Building AI Agents
Posts
Amazon raids agent startup Adept for tech and talent

Amazon raids agent startup Adept for tech and talent

Amazon strips the embattled company, Metaculus hosts an agentic forecasting tournament, an AI agent runs for office, and more

July 01, 2024

🔍 Spotlight

Amazon has acquired a substantial portion of the agent-building startup Adept’s talent and licensed their technology, in a deal which may give the troubled company a fresh start or may leave it moribund.

Adept was founded in 2022 by David Luan, former VP of engineering at OpenAI, and Niki Parmar and Ashish Vaswani, two Google alumni who contributed to the legendary Attention is All You Need paper that launched the transformer revolution. The company has sought to build computer control agents based on multimodal LLMs, interacting with desktops and other graphical interfaces to accomplish tasks as humans would.

Adept released several open-source multimodal LLMs as demonstrations of its technology and achieved a valuation of at least $1 billion. However, it has also been dogged by rumors of infighting, culminating in the departure of Parmar and Vaswani. It reportedly faced difficulty raising enough funding to train its expensive bespoke LLMs, forcing it to explore a possible sale to Meta or Microsoft.

The new deal with Amazon entails Luan and a host of other Adept employees jumping ship, reportedly leaving just around 20 of the startup’s 100-odd employees in the rump company. Some of its technology, such as models, agentic data, web iteraction software, and infrastructure will also be licensed to Amazon. The new, leaner Adept will reportedly focus on enabling agentic AI, though possibly not by training large, costly foundation models as previously planned. As AI startup Inflection was effectively strip-mined and left for dead by a similar deal with Microsoft earlier this year, the long-term future of this mission is questionable.

Meanwhile, the employees acquired by Amazon will be joining the company’s AGI organization, where they will form the core of a new AGI Autonomy team, potentially pursuing a similar mission to that of Adept, but now with the substantially greater financial firepower and stability that the tech giant affords.

📰 News

An AI-powered forecasting tournament

The collaborative forecasting site Metaculus is hosting a series of quarterly tournaments in which users can build LLM-based agents to try to predict the likelihood of various global events. The first of the bot-only competitions, beginning July 8, will feature $30,000 in prizes.

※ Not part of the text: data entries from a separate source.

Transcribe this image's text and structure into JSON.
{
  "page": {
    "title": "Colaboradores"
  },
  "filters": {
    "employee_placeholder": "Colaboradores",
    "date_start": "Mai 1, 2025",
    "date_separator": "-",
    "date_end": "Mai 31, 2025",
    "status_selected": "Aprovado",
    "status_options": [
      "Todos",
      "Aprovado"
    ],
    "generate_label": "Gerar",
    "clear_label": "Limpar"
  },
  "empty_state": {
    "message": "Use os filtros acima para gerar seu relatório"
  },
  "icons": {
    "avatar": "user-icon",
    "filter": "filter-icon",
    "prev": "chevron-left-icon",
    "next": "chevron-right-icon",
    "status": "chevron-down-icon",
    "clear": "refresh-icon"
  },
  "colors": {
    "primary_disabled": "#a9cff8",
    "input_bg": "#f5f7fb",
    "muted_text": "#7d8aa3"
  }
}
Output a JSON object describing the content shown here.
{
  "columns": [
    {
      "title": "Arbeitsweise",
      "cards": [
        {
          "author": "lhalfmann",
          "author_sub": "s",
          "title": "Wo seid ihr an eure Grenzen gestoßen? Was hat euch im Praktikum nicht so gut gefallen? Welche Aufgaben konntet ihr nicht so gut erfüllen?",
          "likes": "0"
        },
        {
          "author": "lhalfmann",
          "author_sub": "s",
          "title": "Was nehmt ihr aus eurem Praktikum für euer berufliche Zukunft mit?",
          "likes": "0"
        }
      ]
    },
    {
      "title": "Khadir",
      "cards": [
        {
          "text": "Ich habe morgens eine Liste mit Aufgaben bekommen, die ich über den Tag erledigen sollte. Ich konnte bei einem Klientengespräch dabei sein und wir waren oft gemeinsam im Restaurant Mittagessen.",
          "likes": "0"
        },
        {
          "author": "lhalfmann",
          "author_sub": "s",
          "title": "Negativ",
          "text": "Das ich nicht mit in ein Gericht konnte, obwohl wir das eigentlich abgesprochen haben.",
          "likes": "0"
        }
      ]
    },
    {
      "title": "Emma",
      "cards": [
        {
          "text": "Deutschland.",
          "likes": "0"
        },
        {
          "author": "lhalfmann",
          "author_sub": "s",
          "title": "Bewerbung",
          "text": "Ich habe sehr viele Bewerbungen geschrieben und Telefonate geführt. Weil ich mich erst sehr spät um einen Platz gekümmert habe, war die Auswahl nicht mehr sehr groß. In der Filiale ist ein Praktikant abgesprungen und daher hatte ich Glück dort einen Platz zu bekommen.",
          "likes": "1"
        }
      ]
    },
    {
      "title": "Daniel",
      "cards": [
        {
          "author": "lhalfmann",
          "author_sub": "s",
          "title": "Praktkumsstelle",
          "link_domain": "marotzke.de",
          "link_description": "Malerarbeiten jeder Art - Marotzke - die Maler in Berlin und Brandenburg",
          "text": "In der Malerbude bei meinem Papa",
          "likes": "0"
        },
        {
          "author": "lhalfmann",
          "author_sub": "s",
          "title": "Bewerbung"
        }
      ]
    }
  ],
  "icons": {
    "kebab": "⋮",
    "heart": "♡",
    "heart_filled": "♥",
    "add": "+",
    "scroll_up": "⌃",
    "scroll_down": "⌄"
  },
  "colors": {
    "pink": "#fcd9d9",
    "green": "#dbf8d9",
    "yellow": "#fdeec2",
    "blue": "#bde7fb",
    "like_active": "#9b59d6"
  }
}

Amazon prepares an agent rival to ChatGPT

Amazon is reportedly working on a new AI system called Metis to draw users away from ChatGPT. Unlike its OpenAI rival, however, Metis is expected to incorporate agentic capabilities, acting as a virtual assistant rather than just a chatbot.

An AI agent runs for office in Wyoming

An LLM agent named VIC—short for “Virtually Integrated Citizen”—has been shut down by OpenAI for violating its policy against political campaigning after attempting to run for mayor of Cheyenne, Wyoming. VIC was created by a local resident as a protest against a denied public records request.

🧪 Research

Octo-planner: On-device Language Model for Planner-Action Agents

Small language models (SLMs) hold the promise of reduced computational cost relative to flagship LLMs, even running successfully on edge devices such as mobile phones, but they are often unable to accomplish difficult agentic tasks. Octo-planner is a fine-tuned version of Microsoft’s Phi-3 Mini SLM designed specifically for planning, which performs well and fits successfully into edge devices.

Embodied Question Answering via Multi-LLM Systems

Methods for using multi-agent systems to improve question-answering relative to single agents is an active area of research. This paper uses a single fine-tuned central answer model (CAM) to aggregate the best answer from an ensemble of question-answering agents, finding that it improves performance on a benchmark of embodied household vision tasks without requiring expensive communication between agents.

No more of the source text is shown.